Journée-test des bonnets rouges à Carhaix

Manifestation des bonnets rouges à Quimper, le 2 novembre 2013 / © Gurvan Musset
Manifestation des bonnets rouges à Quimper, le 2 novembre 2013 / © Gurvan Musset

Les Bonnets rouges sont de retour dans la rue samedi à Carhaix (Finistère) pour défendre l'emploi en Bretagne, lors d'un "grand rassemblement festif" visant à transformer l'essai du 2 novembre à Quimper. L'avenir du mouvement né à Pont-de-Buis (29) le 26 octobre, dépend du nombre de participants. 
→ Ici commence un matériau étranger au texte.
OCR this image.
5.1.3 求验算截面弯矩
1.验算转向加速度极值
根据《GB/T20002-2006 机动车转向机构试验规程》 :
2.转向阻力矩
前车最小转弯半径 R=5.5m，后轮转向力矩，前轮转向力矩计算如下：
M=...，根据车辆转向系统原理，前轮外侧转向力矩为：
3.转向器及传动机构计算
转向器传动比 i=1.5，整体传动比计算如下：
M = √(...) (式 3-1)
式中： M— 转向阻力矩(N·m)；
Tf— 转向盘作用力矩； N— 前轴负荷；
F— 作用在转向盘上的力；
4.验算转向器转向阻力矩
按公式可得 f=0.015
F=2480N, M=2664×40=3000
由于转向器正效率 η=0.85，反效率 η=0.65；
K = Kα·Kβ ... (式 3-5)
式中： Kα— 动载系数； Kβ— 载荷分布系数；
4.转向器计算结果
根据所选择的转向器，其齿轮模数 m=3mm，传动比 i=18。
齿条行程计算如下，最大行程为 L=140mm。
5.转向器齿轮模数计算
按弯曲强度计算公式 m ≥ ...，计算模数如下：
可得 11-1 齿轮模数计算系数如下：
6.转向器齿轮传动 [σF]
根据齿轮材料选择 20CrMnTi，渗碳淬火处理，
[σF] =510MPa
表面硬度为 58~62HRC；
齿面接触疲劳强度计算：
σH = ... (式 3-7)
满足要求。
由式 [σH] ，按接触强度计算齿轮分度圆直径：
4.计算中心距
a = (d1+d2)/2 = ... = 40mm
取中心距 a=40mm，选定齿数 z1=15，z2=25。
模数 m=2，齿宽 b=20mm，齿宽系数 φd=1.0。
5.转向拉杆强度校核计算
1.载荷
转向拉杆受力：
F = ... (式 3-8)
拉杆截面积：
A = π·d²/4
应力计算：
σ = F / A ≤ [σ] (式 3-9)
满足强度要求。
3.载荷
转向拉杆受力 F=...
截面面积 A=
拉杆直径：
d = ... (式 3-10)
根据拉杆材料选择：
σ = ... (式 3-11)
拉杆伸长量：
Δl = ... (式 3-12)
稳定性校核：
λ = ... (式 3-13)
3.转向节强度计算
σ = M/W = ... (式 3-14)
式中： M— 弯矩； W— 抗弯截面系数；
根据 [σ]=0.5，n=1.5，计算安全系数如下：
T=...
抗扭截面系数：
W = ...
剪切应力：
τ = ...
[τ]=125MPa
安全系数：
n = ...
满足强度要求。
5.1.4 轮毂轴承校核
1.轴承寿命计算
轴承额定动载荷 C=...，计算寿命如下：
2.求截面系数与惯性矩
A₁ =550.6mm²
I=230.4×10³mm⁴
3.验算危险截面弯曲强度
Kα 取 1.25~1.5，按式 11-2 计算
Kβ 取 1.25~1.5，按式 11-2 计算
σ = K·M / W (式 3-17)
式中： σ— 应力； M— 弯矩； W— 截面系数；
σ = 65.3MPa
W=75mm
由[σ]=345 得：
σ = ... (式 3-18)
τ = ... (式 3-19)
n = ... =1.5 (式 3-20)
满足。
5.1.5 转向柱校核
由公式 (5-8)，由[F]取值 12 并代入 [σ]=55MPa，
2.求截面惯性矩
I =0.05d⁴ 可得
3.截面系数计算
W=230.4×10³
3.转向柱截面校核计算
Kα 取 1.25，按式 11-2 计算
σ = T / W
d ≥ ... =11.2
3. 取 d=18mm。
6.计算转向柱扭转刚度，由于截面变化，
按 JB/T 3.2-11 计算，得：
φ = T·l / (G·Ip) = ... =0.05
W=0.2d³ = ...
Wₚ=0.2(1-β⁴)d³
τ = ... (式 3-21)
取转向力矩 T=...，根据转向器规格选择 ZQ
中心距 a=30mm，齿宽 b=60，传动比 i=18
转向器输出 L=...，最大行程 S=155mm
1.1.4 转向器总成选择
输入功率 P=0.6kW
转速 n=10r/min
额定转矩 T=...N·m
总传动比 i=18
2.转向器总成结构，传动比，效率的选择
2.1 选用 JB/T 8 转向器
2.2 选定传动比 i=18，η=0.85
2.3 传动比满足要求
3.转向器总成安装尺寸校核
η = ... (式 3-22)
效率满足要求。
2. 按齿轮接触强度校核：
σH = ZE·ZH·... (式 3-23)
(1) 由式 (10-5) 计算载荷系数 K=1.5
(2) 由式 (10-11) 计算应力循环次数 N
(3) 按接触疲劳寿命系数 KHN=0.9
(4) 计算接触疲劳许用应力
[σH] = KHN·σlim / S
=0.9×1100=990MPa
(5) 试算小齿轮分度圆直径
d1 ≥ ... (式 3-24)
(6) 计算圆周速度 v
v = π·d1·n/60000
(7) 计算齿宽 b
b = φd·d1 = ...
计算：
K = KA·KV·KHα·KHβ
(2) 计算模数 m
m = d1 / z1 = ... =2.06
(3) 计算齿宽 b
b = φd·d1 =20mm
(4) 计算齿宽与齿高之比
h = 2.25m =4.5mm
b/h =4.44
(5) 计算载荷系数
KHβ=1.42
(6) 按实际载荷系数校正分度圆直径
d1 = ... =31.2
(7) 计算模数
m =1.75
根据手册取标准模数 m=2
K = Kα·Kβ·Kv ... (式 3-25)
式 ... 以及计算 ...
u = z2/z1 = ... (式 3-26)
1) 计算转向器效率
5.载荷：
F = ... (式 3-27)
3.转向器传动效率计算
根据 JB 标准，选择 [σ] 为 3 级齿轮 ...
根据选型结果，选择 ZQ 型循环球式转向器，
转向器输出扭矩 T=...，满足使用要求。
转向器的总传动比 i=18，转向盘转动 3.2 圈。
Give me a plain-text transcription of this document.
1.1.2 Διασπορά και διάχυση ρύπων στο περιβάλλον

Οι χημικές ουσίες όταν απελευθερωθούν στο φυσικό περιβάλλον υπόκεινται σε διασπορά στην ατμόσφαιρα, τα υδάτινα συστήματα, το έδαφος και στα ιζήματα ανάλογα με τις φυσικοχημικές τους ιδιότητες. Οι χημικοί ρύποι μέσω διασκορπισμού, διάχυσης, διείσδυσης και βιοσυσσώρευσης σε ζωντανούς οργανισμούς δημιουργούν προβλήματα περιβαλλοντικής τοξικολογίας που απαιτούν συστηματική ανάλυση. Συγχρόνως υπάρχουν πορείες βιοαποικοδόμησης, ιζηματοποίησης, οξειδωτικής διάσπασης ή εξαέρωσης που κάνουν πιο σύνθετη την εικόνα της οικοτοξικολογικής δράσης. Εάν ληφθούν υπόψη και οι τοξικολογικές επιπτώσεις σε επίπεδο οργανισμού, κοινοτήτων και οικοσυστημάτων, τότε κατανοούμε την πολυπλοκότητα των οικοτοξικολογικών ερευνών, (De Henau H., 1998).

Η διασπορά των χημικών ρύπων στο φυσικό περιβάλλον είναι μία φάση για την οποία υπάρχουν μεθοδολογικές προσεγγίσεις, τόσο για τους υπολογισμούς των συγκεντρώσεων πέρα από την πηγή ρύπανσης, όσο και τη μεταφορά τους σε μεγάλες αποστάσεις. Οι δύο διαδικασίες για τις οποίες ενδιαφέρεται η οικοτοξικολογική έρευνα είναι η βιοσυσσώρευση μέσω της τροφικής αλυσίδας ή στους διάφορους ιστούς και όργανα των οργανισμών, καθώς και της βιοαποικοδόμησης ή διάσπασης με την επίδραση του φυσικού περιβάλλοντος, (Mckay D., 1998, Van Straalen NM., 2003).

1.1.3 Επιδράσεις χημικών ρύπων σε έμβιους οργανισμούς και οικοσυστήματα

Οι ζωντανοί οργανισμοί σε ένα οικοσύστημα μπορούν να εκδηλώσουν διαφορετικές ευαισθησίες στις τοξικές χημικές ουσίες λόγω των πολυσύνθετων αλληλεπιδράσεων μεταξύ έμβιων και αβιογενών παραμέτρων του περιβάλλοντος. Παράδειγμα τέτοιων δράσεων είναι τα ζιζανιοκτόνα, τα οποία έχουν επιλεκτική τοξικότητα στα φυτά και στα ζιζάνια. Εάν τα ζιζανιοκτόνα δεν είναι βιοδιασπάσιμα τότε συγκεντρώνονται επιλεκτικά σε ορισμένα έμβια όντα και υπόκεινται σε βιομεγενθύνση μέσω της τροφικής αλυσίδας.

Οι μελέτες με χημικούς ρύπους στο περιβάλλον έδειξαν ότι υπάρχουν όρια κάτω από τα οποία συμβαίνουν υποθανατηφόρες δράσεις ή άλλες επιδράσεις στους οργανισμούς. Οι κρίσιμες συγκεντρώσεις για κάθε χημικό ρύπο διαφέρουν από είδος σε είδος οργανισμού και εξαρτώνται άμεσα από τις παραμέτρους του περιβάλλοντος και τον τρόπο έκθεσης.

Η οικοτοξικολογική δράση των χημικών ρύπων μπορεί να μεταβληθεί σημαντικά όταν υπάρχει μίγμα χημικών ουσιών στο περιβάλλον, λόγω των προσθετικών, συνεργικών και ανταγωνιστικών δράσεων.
Par Sylvaine Salliou (avec AFP)

"L'enjeu à Carhaix, c'est la mobilisation", reconnaît Romain Pasquier, professeur à Sciences Po Rennes. Il s'agira, selon lui,  de "voir si ce mouvement garde toujours le soutien populaire qu'il avait eu a Quimper le 2 novembre". Un soutien incontournable "pour peut-être engager une nouvelle séquence de négociations avec l'État", explique-t-il a l'AFP. Or cette fois, le cortège sera différent. Tous les mouvements bretons appellent à la manifestation. En revanche, les syndicats, les partis politiques et le Medef n'y seront pas.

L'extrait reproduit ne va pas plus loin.